Beccano-Kelly Dayne A, Kuhlmann Naila, Tatarnikov Igor, Volta Mattia, Munsie Lise N, Chou Patrick, Cao Li-Ping, Han Heather, Tapia Lucia, Farrer Matthew J, Milnerwood Austen J
Centre for Applied Neurogenetics, Medical Genetics, University of British Columbia Vancouver, BC, Canada ; Djavad Mowafaghian Centre for Brain Health, Faculty of Medicine, University of British Columbia Vancouver, BC, Canada.
Centre for Applied Neurogenetics, Medical Genetics, University of British Columbia Vancouver, BC, Canada ; Djavad Mowafaghian Centre for Brain Health, Faculty of Medicine, University of British Columbia Vancouver, BC, Canada ; Graduate Program in Neuroscience, University of British Columbia Vancouver, BC, Canada.
Front Cell Neurosci. 2014 Sep 26;8:301. doi: 10.3389/fncel.2014.00301. eCollection 2014.

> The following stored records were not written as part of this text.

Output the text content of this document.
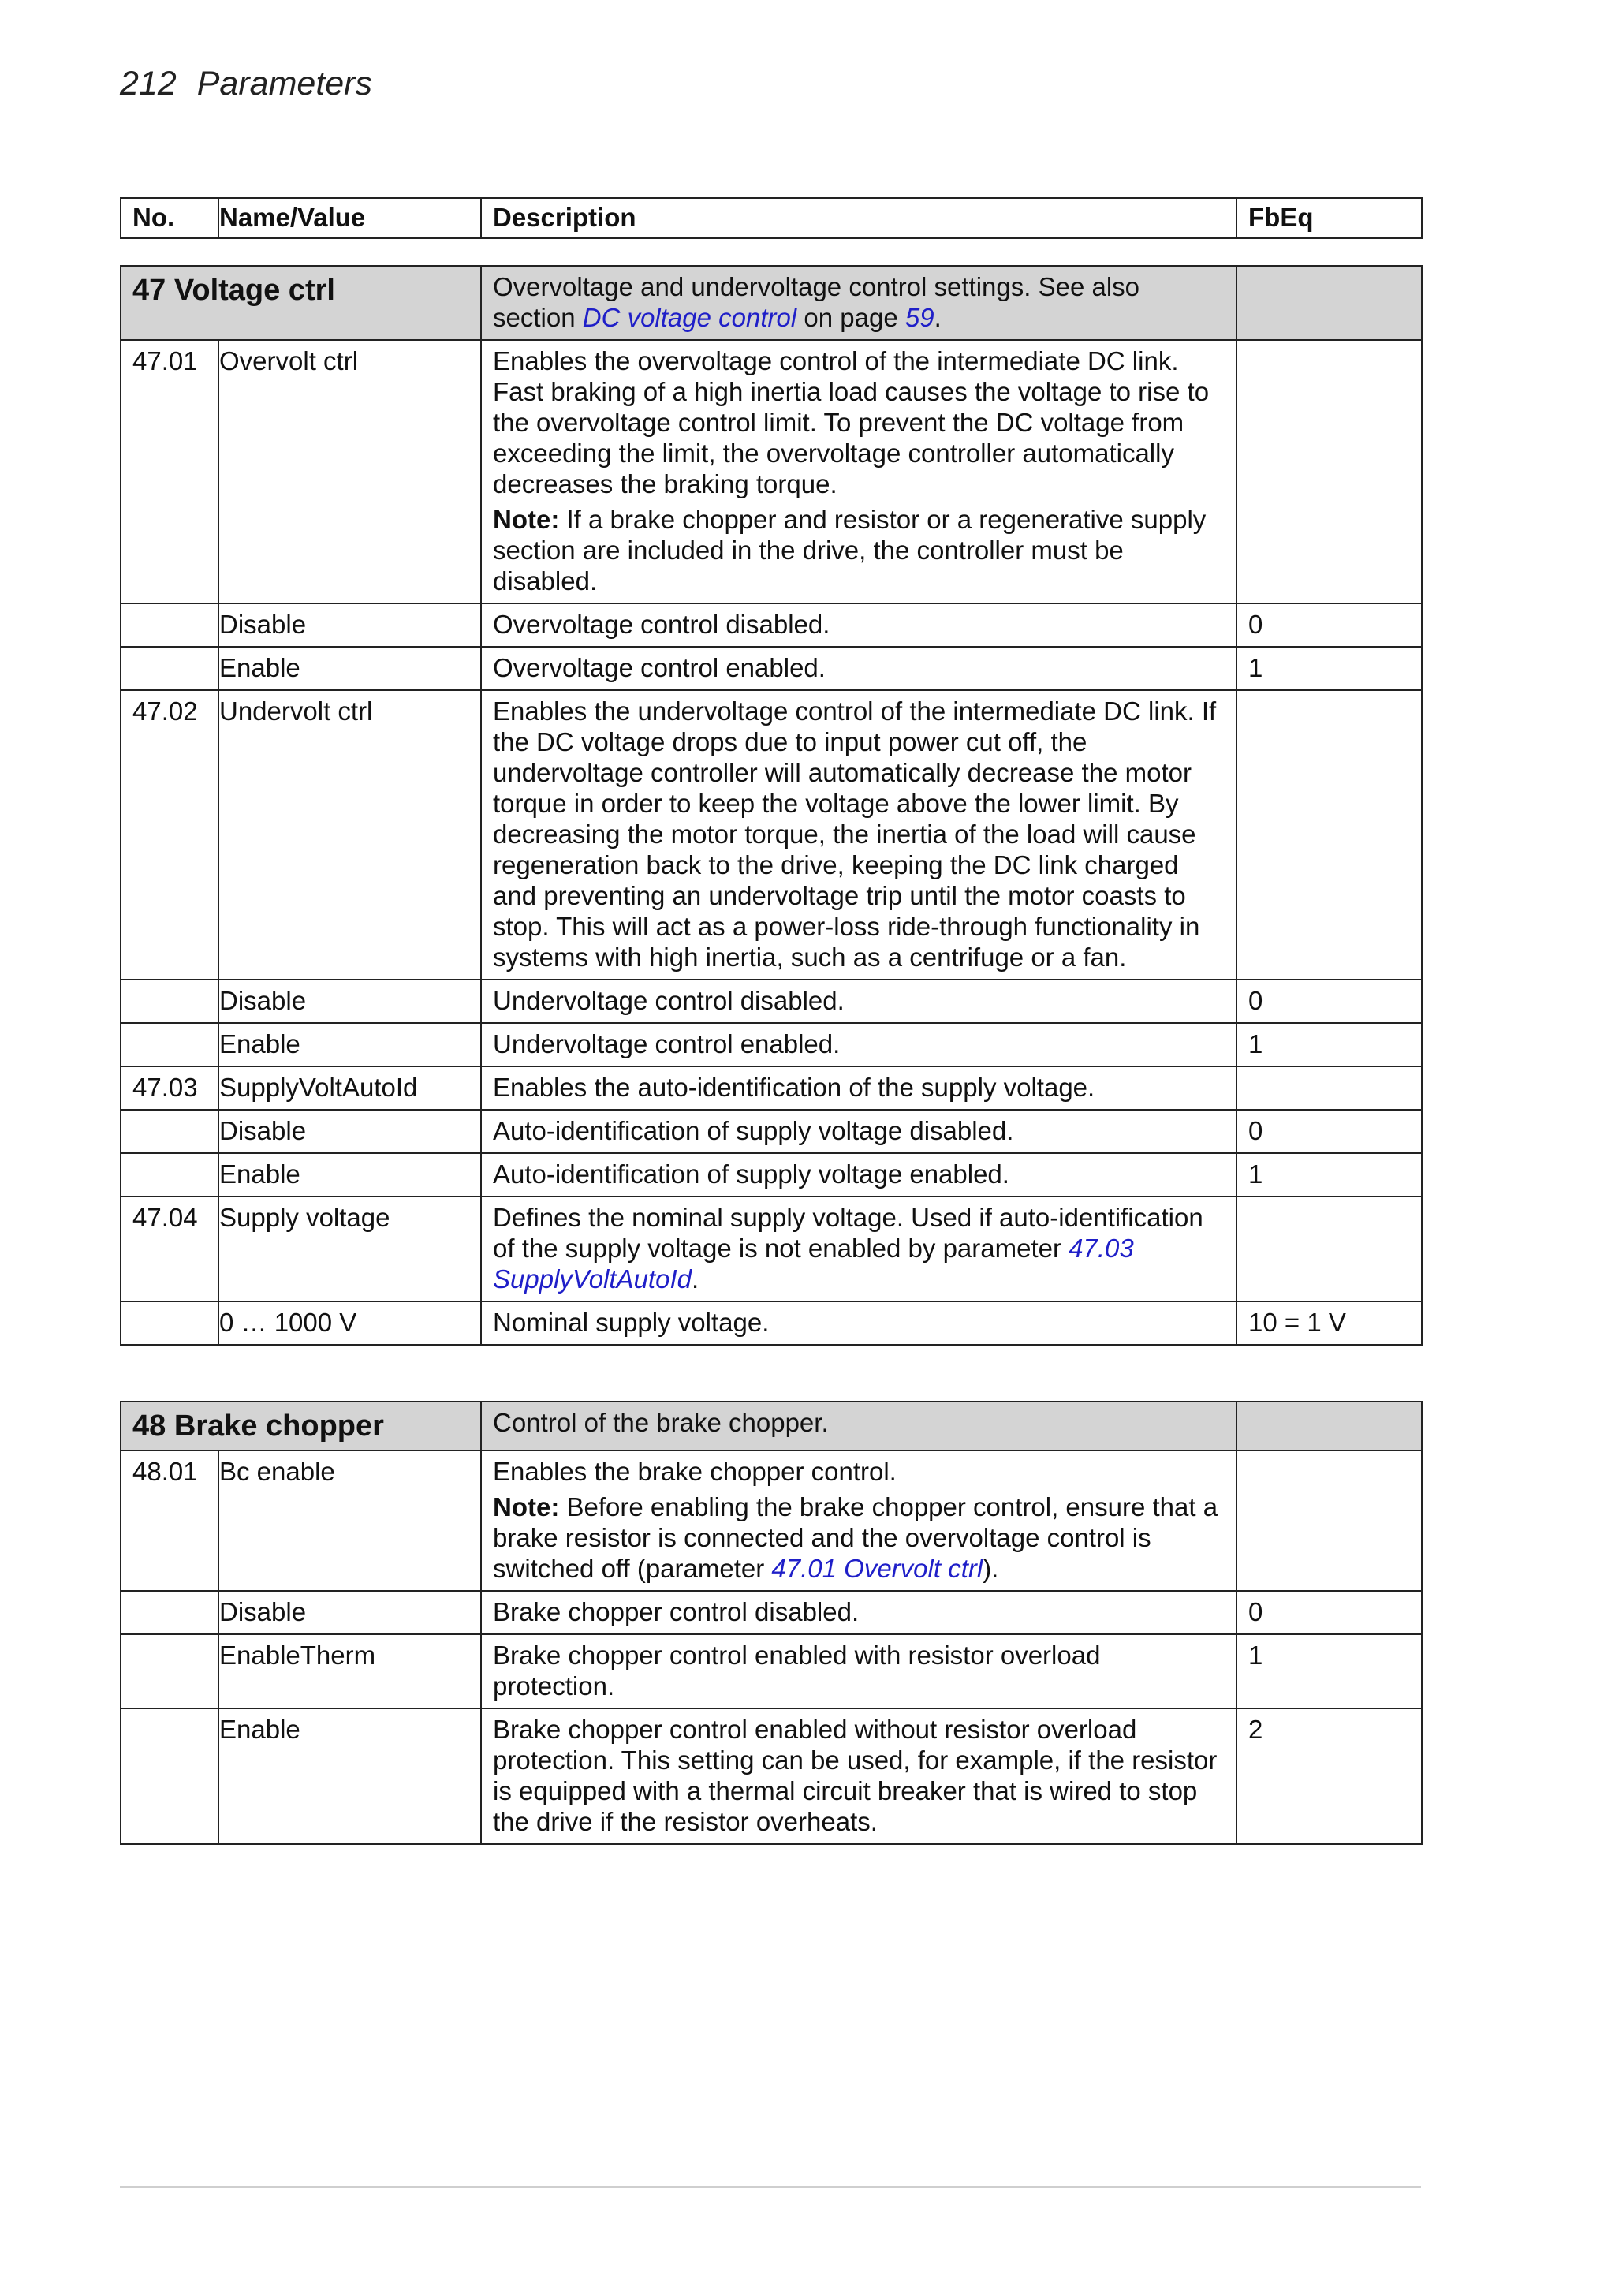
212 Parameters
No.	Name/Value	Description	FbEq
47 Voltage ctrl		Overvoltage and undervoltage control settings. See also section DC voltage control on page 59.	
47.01	Overvolt ctrl	Enables the overvoltage control of the intermediate DC link. Fast braking of a high inertia load causes the voltage to rise to the overvoltage control limit. To prevent the DC voltage from exceeding the limit, the overvoltage controller automatically decreases the braking torque.

Note: If a brake chopper and resistor or a regenerative supply section are included in the drive, the controller must be disabled.	

	Disable	Overvoltage control disabled.	0
	Enable	Overvoltage control enabled.	1
47.02	Undervolt ctrl	Enables the undervoltage control of the intermediate DC link. If the DC voltage drops due to input power cut off, the undervoltage controller will automatically decrease the motor torque in order to keep the voltage above the lower limit. By decreasing the motor torque, the inertia of the load will cause regeneration back to the drive, keeping the DC link charged and preventing an undervoltage trip until the motor coasts to stop. This will act as a power-loss ride-through functionality in systems with high inertia, such as a centrifuge or a fan.	
	Disable	Undervoltage control disabled.	0
	Enable	Undervoltage control enabled.	1
47.03	SupplyVoltAutoId	Enables the auto-identification of the supply voltage.	
	Disable	Auto-identification of supply voltage disabled.	0
	Enable	Auto-identification of supply voltage enabled.	1
47.04	Supply voltage	Defines the nominal supply voltage. Used if auto-identification of the supply voltage is not enabled by parameter 47.03 SupplyVoltAutoId.	
	0 … 1000 V	Nominal supply voltage.	10 = 1 V
48 Brake chopper		Control of the brake chopper.	
48.01	Bc enable	Enables the brake chopper control.

Note: Before enabling the brake chopper control, ensure that a brake resistor is connected and the overvoltage control is switched off (parameter 47.01 Overvolt ctrl).	

	Disable	Brake chopper control disabled.	0
	EnableTherm	Brake chopper control enabled with resistor overload protection.	1
	Enable	Brake chopper control enabled without resistor overload protection. This setting can be used, for example, if the resistor is equipped with a thermal circuit breaker that is wired to stop the drive if the resistor overheats.	2
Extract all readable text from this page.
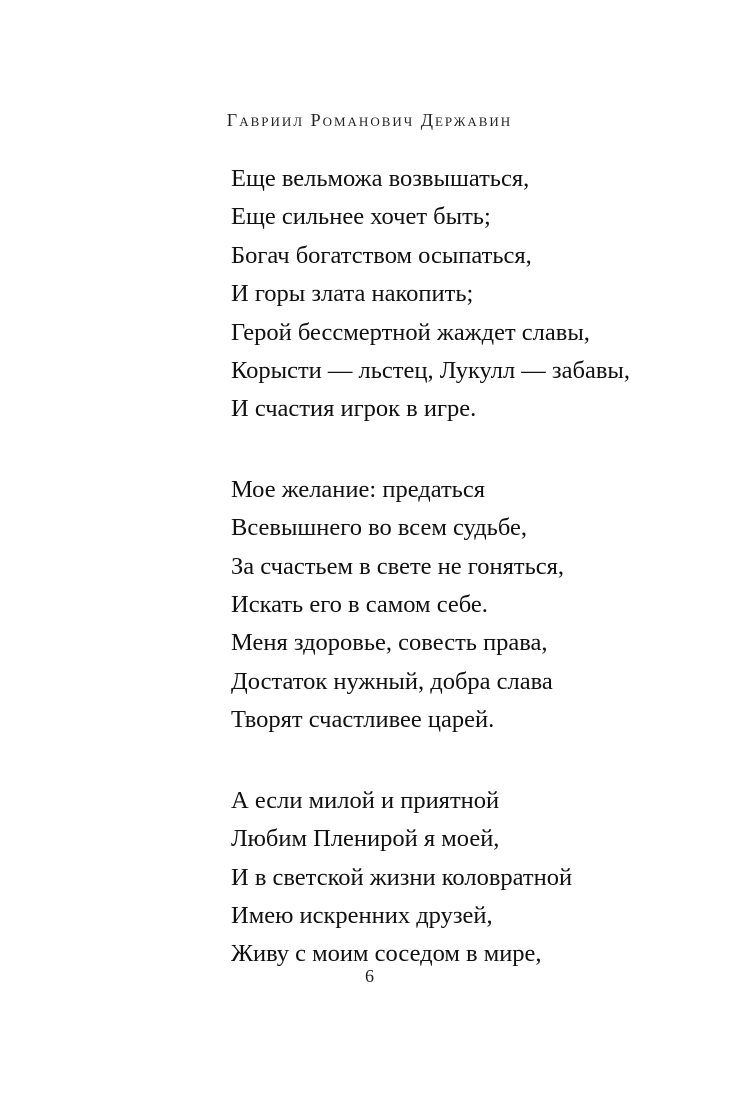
Гавриил Романович Державин
Еще вельможа возвышаться,
Еще сильнее хочет быть;
Богач богатством осыпаться,
И горы злата накопить;
Герой бессмертной жаждет славы,
Корысти — льстец, Лукулл — забавы,
И счастия игрок в игре.
Мое желание: предаться
Всевышнего во всем судьбе,
За счастьем в свете не гоняться,
Искать его в самом себе.
Меня здоровье, совесть права,
Достаток нужный, добра слава
Творят счастливее царей.
А если милой и приятной
Любим Пленирой я моей,
И в светской жизни коловратной
Имею искренних друзей,
Живу с моим соседом в мире,
6
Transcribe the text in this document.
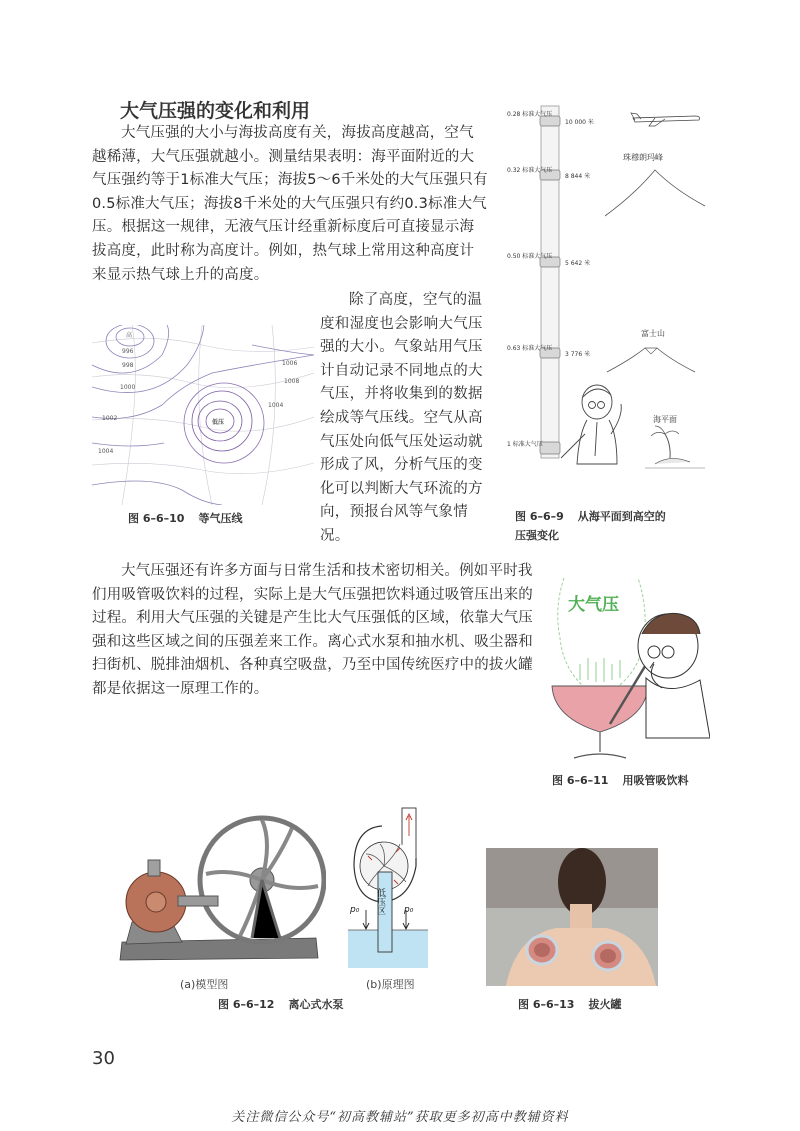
大气压强的变化和利用

大气压强的大小与海拔高度有关，海拔高度越高，空气越稀薄，大气压强就越小。测量结果表明：海平面附近的大气压强约等于1标准大气压；海拔5～6千米处的大气压强只有0.5标准大气压；海拔8千米处的大气压强只有约0.3标准大气压。根据这一规律，无液气压计经重新标度后可直接显示海拔高度，此时称为高度计。例如，热气球上常用这种高度计来显示热气球上升的高度。

高
996
998
1000
1002
1004
1006
1008
1004
低压
图 6–6–10 等气压线

除了高度，空气的温度和湿度也会影响大气压强的大小。气象站用气压计自动记录不同地点的大气压，并将收集到的数据绘成等气压线。空气从高气压处向低气压处运动就形成了风，分析气压的变化可以判断大气环流的方向，预报台风等气象情况。

0.28 标准大气压
10 000 米
0.32 标准大气压
8 844 米
0.50 标准大气压
5 642 米
0.63 标准大气压
3 776 米
1 标准大气压
珠穆朗玛峰
富士山
海平面
图 6–6–9 从海平面到高空的
压强变化

大气压强还有许多方面与日常生活和技术密切相关。例如平时我们用吸管吸饮料的过程，实际上是大气压强把饮料通过吸管压出来的过程。利用大气压强的关键是产生比大气压强低的区域，依靠大气压强和这些区域之间的压强差来工作。离心式水泵和抽水机、吸尘器和扫街机、脱排油烟机、各种真空吸盘，乃至中国传统医疗中的拔火罐都是依据这一原理工作的。

大气压
图 6–6–11 用吸管吸饮料
(a)模型图
低压区
p₀	p₀
(b)原理图
图 6–6–12 离心式水泵	图 6–6–13 拔火罐
30
关注微信公众号“初高教辅站”获取更多初高中教辅资料
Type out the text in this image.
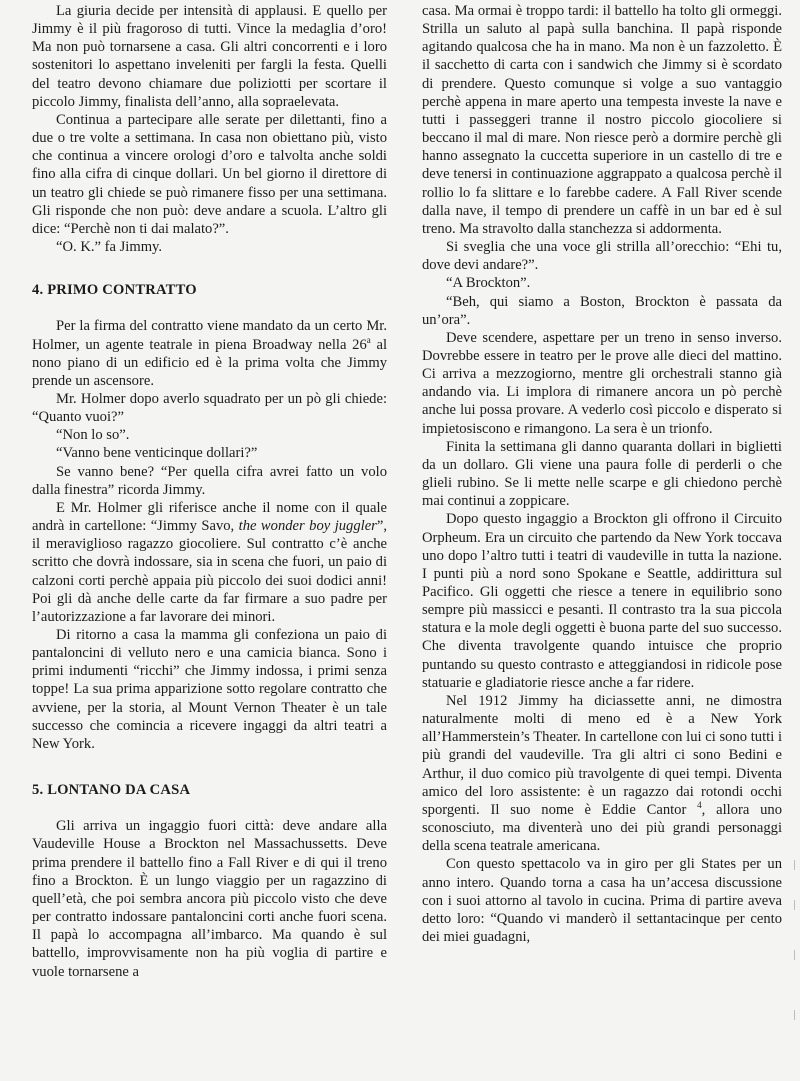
La giuria decide per intensità di applausi. E quello per Jimmy è il più fragoroso di tutti. Vince la medaglia d’oro! Ma non può tornarsene a casa. Gli altri concorrenti e i loro sostenitori lo aspettano inveleniti per fargli la festa. Quelli del teatro devono chiamare due poliziotti per scortare il piccolo Jimmy, finalista dell’anno, alla sopraelevata.

Continua a partecipare alle serate per dilettanti, fino a due o tre volte a settimana. In casa non obiettano più, visto che continua a vincere orologi d’oro e talvolta anche soldi fino alla cifra di cinque dollari. Un bel giorno il direttore di un teatro gli chiede se può rimanere fisso per una settimana. Gli risponde che non può: deve andare a scuola. L’altro gli dice: “Perchè non ti dai malato?”.

“O. K.” fa Jimmy.

4. PRIMO CONTRATTO

Per la firma del contratto viene mandato da un certo Mr. Holmer, un agente teatrale in piena Broadway nella 26$^a$ al nono piano di un edificio ed è la prima volta che Jimmy prende un ascensore.

Mr. Holmer dopo averlo squadrato per un pò gli chiede: “Quanto vuoi?”

“Non lo so”.

“Vanno bene venticinque dollari?”

Se vanno bene? “Per quella cifra avrei fatto un volo dalla finestra” ricorda Jimmy.

E Mr. Holmer gli riferisce anche il nome con il quale andrà in cartellone: “Jimmy Savo, the wonder boy juggler”, il meraviglioso ragazzo giocoliere. Sul contratto c’è anche scritto che dovrà indossare, sia in scena che fuori, un paio di calzoni corti perchè appaia più piccolo dei suoi dodici anni! Poi gli dà anche delle carte da far firmare a suo padre per l’autorizzazione a far lavorare dei minori.

Di ritorno a casa la mamma gli confeziona un paio di pantaloncini di velluto nero e una camicia bianca. Sono i primi indumenti “ricchi” che Jimmy indossa, i primi senza toppe! La sua prima apparizione sotto regolare contratto che avviene, per la storia, al Mount Vernon Theater è un tale successo che comincia a ricevere ingaggi da altri teatri a New York.

5. LONTANO DA CASA

Gli arriva un ingaggio fuori città: deve andare alla Vaudeville House a Brockton nel Massachussetts. Deve prima prendere il battello fino a Fall River e di qui il treno fino a Brockton. È un lungo viaggio per un ragazzino di quell’età, che poi sembra ancora più piccolo visto che deve per contratto indossare pantaloncini corti anche fuori scena. Il papà lo accompagna all’imbarco. Ma quando è sul battello, improvvisamente non ha più voglia di partire e vuole tornarsene a

casa. Ma ormai è troppo tardi: il battello ha tolto gli ormeggi. Strilla un saluto al papà sulla banchina. Il papà risponde agitando qualcosa che ha in mano. Ma non è un fazzoletto. È il sacchetto di carta con i sandwich che Jimmy si è scordato di prendere. Questo comunque si volge a suo vantaggio perchè appena in mare aperto una tempesta investe la nave e tutti i passeggeri tranne il nostro piccolo giocoliere si beccano il mal di mare. Non riesce però a dormire perchè gli hanno assegnato la cuccetta superiore in un castello di tre e deve tenersi in continuazione aggrappato a qualcosa perchè il rollio lo fa slittare e lo farebbe cadere. A Fall River scende dalla nave, il tempo di prendere un caffè in un bar ed è sul treno. Ma stravolto dalla stanchezza si addormenta.

Si sveglia che una voce gli strilla all’orecchio: “Ehi tu, dove devi andare?”.

“A Brockton”.

“Beh, qui siamo a Boston, Brockton è passata da un’ora”.

Deve scendere, aspettare per un treno in senso inverso. Dovrebbe essere in teatro per le prove alle dieci del mattino. Ci arriva a mezzogiorno, mentre gli orchestrali stanno già andando via. Li implora di rimanere ancora un pò perchè anche lui possa provare. A vederlo così piccolo e disperato si impietosiscono e rimangono. La sera è un trionfo.

Finita la settimana gli danno quaranta dollari in biglietti da un dollaro. Gli viene una paura folle di perderli o che glieli rubino. Se li mette nelle scarpe e gli chiedono perchè mai continui a zoppicare.

Dopo questo ingaggio a Brockton gli offrono il Circuito Orpheum. Era un circuito che partendo da New York toccava uno dopo l’altro tutti i teatri di vaudeville in tutta la nazione. I punti più a nord sono Spokane e Seattle, addirittura sul Pacifico. Gli oggetti che riesce a tenere in equilibrio sono sempre più massicci e pesanti. Il contrasto tra la sua piccola statura e la mole degli oggetti è buona parte del suo successo. Che diventa travolgente quando intuisce che proprio puntando su questo contrasto e atteggiandosi in ridicole pose statuarie e gladiatorie riesce anche a far ridere.

Nel 1912 Jimmy ha diciassette anni, ne dimostra naturalmente molti di meno ed è a New York all’Hammerstein’s Theater. In cartellone con lui ci sono tutti i più grandi del vaudeville. Tra gli altri ci sono Bedini e Arthur, il duo comico più travolgente di quei tempi. Diventa amico del loro assistente: è un ragazzo dai rotondi occhi sporgenti. Il suo nome è Eddie Cantor $^4$, allora uno sconosciuto, ma diventerà uno dei più grandi personaggi della scena teatrale americana.

Con questo spettacolo va in giro per gli States per un anno intero. Quando torna a casa ha un’accesa discussione con i suoi attorno al tavolo in cucina. Prima di partire aveva detto loro: “Quando vi manderò il settantacinque per cento dei miei guadagni,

Mutations in Leucine-Rich Repeat Kinase-2 (LRRK2) result in familial Parkinson's disease and the G2019S mutation alone accounts for up to 30% in some ethnicities. Despite this, the function of LRRK2 is largely undetermined although evidence suggests roles in phosphorylation, protein interactions, autophagy and endocytosis. Emerging reports link loss of LRRK2 to altered synaptic transmission, but the effects of the G2019S mutation upon synaptic release in mammalian neurons are unknown. To assess wild type and mutant LRRK2 in established neuronal networks, we conducted immunocytochemical, electrophysiological and biochemical characterization of >3 week old cortical cultures of LRRK2 knock-out, wild-type overexpressing and G2019S knock-in mice. Synaptic release and synapse numbers were grossly normal in LRRK2 knock-out cells, but discretely reduced glutamatergic activity and reduced synaptic protein levels were observed. Conversely, synapse density was modestly but significantly increased in wild-type LRRK2 overexpressing cultures although event frequency was not. In knock-in cultures, glutamate release was markedly elevated, in the absence of any change to synapse density, indicating that physiological levels of G2019S LRRK2 elevate probability of release. Several pre-synaptic regulatory proteins shown by others to interact with LRRK2 were expressed at normal levels in knock-in cultures; however, synapsin 1 phosphorylation was significantly reduced. Thus, perturbations to the pre-synaptic release machinery and elevated synaptic transmission are early neuronal effects of LRRK2 G2019S. Furthermore, the comparison of knock-in and overexpressing cultures suggests that one copy of the G2019S mutation has a more pronounced effect than an ~3-fold increase in LRRK2 protein. Mutant-induced increases in transmission may convey additional stressors to neuronal physiology that may eventually contribute to the pathogenesis of Parkinson's disease.
富含亮氨酸重复激酶2(LRRK2)的突变会导致家族性帕金森病,仅G2019S突变在某些种族中占比高达30%。尽管如此,LRRK2的功能在很大程度上仍未明确,不过有证据表明其在磷酸化、蛋白质相互作用、自噬和内吞作用中发挥作用。新出现的报道将LRRK2的缺失与突触传递改变联系起来,但G2019S突变对哺乳动物神经元突触释放的影响尚不清楚。为了评估既定神经网络中的野生型和突变型LRRK2,我们对LRRK2基因敲除、野生型过表达和G2019S基因敲入小鼠3周龄以上的皮质培养物进行了免疫细胞化学、电生理和生化特性分析。LRRK2基因敲除细胞中的突触释放和突触数量基本正常,但观察到谷氨酸能活性离散性降低且突触蛋白水平下降。相反,野生型LRRK2过表达培养物中的突触密度适度但显著增加,尽管事件频率没有变化。在基因敲入培养物中,谷氨酸释放明显升高,而突触密度没有任何变化,这表明生理水平的G2019S LRRK2会提高释放概率。其他研究表明与LRRK2相互作用的几种突触前调节蛋白在基因敲入培养物中的表达水平正常;然而,突触素1的磷酸化显著降低。因此,对突触前释放机制的干扰和突触传递增强是LRRK2 G2019S的早期神经元效应。此外,基因敲入和过表达培养物的比较表明,一份G2019S突变的作用比LRRK2蛋白增加约3倍更为显著。突变诱导的传递增加可能会给神经元生理带来额外的应激源,最终可能导致帕金森病的发病机制。